The technology sector is no stranger to turbulence. But even by its standards, these are unprecedented times. Many listed companies have seen their share prices slide due to the threat of a recession, falling customer confidence, rising interest rates, and inflation. This has led to some tech firms cutting costs, reducing headcount, and deferring capital expenditure.
Disruption lies ahead in other forms too. New technologies such as generative artificial intelligence (AI) and automation are seeing rapid adoption and development. Meanwhile, augmented reality (AR) and virtual reality (VR) also continue to advance: many businesses are exploring how they can use these technologies in the workplace, such as through design and prototyping or enhanced employee communication. Quantum computing continues to develop, while autonomous systems such as sensor technology and four-dimensional radar imaging keep moving forward.
This upheaval is all taking place against the backdrop of an increasing focus on sustainability and growing scrutiny from regulators. Late in 2022, for example, the US issued restrictions on semiconductor equipment exports to China to curb Beijing’s access to the technology¹. Large semiconductor equipment suppliers have announced significant revenue losses in 2023 as a result².
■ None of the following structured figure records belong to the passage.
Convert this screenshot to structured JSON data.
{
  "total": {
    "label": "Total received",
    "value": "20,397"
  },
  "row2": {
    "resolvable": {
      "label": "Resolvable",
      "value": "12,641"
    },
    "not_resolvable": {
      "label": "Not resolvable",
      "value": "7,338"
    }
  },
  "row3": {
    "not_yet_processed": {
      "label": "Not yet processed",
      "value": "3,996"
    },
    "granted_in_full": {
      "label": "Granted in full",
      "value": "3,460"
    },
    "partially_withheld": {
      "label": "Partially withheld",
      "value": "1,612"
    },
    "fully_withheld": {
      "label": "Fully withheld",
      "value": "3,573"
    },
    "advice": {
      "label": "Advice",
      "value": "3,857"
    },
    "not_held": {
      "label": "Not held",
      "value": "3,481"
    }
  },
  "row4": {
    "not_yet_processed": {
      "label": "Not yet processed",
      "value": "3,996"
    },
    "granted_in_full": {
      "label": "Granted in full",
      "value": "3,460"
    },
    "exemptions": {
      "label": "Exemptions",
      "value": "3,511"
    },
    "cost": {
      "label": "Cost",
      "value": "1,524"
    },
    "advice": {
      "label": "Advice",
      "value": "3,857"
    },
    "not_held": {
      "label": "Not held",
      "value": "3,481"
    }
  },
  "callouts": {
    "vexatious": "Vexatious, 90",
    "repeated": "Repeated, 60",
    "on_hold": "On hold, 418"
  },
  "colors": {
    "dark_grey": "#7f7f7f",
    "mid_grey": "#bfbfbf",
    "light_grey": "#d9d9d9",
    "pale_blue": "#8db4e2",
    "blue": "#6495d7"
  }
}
In such a climate, how is a technology company to stand out from its rivals, and how should it manage the risks it now faces?
The pick of the bunch
Many fast-growing software companies have experienced inflated valuations, despite limited visibility on earnings, and the bubble has burst for some in recent months. So, when it comes to software firms, insurers will want to look at how the executive team is navigating through more normalized valuations with less cash to work with.
Indeed, the whole way management teams are responding to the macroeconomic environment will be critical. The current relative lack of available capital will put a premium on boards to better balance the need to be innovative with the demand to keep costs under control at a time of dampened consumer sentiment. Insurers will therefore pay close attention to how companies are reducing spend while at the same time keeping up with the latest technology. Our Risk & Resilience survey of global business leaders undertaken in January ’24, looking at boardroom risk and resilience found that 36% of technology businesses planned to invest in new technology such as AI. Insurers will want technology companies to show they understand that this cannot be at the expense of cost control.
Insurers will also want to know more about a company’s growth expectations, and whether they are likely to expose the business to lawsuits if not met, and a company’s share price suffers as a result. With the potential for more goodwill write-downs, and possible issues with profitability, investors may become more focused on litigation if their returns fail to match their expectations. Insurers will also look for a better understanding of the visibility technology companies have on both their distribution channels and supply chains, notably the extent to which they are exposed to a single most dominant customer or supplier.
Meanwhile, in the case of hardware companies, it is important to scrutinize balance sheets. Capital spending and producing high-tech products can be expensive. A business that can demonstrate it has the financial stability to fulfill orders and keep equipment updated is likely to have better prospects than one that does not.
Focusing on risk
The complexity and pace of change surrounding the technology sector continue to intensify. This environment puts an even higher premium on those with an interest in a company’s performance to examine it in closer detail. A holistic view of a technology company’s risk profile has never been more important than in the current economic environment.
This is why it is more important than ever before for technology firms to partner with an insurer that understands there is no one-size-fits-all solution to the needs of companies in the tech sector, and one that assesses each company individually and makes smart decisions based on specific requirements. Only by working with insurance partners that are flexible enough to meet their needs and take a solutions-driven approach to their challenges, can a technology company and its board navigate the future evolving risk landscape with the certainty they require.